There are 3 differential valves: One for ionized air, one for EGR, and the other is for filtered air from the filter housing.
A fitting below the throttle body provides engine vacuum, this is what pulls the different gasses into the engine through the differential solenoids (needle type valves).
It think the butterfly valve was also modified since water disassociation releases enough oxygen to provide a stoichiometric ratio. Stan states in the TB that the 2:1 stoichiometric ratio is maintained throughout the engines operating range.
Im referring to the 125 psi pump required to send the air, exhaust and water to the injector... the final embodiment of his design
apparently he mixed ionized air and exhaust gases with water mist in some sort of mixing chamber , then sent the entire mixture at 125 PSI to the injector to finalize the charging and firing of the mix.
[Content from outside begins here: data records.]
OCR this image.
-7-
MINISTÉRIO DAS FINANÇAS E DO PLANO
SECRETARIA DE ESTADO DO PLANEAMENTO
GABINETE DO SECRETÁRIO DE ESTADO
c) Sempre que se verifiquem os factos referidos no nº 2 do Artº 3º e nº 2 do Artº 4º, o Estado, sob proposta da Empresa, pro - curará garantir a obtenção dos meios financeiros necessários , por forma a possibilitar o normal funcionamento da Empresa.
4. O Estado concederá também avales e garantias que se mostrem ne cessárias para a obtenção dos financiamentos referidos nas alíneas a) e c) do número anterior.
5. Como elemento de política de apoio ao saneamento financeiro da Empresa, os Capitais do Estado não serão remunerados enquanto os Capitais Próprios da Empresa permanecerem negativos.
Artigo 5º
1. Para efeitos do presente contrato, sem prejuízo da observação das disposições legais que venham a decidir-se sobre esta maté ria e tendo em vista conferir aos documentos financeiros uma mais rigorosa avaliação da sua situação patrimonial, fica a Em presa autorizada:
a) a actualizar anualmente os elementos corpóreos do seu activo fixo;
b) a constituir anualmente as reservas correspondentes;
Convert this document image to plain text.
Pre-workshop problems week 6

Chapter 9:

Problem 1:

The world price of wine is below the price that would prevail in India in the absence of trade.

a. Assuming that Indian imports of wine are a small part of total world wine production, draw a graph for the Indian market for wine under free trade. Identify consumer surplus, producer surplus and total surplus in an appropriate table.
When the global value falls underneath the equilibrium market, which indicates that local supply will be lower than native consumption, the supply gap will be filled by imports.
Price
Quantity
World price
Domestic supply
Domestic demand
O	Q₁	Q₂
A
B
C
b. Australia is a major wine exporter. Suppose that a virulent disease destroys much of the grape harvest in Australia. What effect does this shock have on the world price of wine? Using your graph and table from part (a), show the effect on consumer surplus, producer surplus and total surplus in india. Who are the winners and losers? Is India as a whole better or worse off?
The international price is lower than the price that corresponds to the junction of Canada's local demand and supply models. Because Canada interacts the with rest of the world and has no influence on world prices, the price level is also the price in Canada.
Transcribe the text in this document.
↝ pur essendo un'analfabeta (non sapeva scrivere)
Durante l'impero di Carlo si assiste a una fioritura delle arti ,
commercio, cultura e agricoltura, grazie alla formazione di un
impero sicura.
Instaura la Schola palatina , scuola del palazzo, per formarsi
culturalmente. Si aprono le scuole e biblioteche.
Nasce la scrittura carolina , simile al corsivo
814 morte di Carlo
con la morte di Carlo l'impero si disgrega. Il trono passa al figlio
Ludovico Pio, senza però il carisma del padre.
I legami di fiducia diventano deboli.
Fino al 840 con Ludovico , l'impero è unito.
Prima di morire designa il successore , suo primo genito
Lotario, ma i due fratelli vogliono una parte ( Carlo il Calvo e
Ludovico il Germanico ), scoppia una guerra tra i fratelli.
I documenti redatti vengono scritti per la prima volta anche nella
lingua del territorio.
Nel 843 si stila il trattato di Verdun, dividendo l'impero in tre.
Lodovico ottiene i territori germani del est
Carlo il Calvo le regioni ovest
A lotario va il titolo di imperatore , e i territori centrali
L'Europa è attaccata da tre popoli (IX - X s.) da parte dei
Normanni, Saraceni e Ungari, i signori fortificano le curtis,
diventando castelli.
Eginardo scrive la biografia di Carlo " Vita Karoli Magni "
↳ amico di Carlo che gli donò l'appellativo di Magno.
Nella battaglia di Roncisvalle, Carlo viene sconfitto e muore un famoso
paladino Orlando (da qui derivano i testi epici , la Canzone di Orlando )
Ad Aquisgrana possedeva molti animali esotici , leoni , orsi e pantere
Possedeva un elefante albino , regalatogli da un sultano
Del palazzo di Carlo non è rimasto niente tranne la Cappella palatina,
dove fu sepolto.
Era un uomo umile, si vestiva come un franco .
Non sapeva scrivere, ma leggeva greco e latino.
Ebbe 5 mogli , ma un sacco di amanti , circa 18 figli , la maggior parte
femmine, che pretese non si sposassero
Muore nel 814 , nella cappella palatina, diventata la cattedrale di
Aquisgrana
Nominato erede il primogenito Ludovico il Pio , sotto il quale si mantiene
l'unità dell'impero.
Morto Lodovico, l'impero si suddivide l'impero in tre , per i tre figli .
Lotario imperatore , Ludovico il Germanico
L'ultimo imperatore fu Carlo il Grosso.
at first he had a canadian patent where the three elments were sent to the injector via 3 different hoses and mixed in the injector...later he developed a better version where the mixing manifold was used before the fuel was sent to each injector
i can see how a 125 psi pump was required to get good flow based on injector solenoid pulse width.... there were 4 solenoids, one for each cylinder, and they obviously were controlled by the 4 LED s in the distributor... but how do you get the ambient (gas processor) ionized air into the mixing chamber

any ideas on the kind of pump used? or the configuration?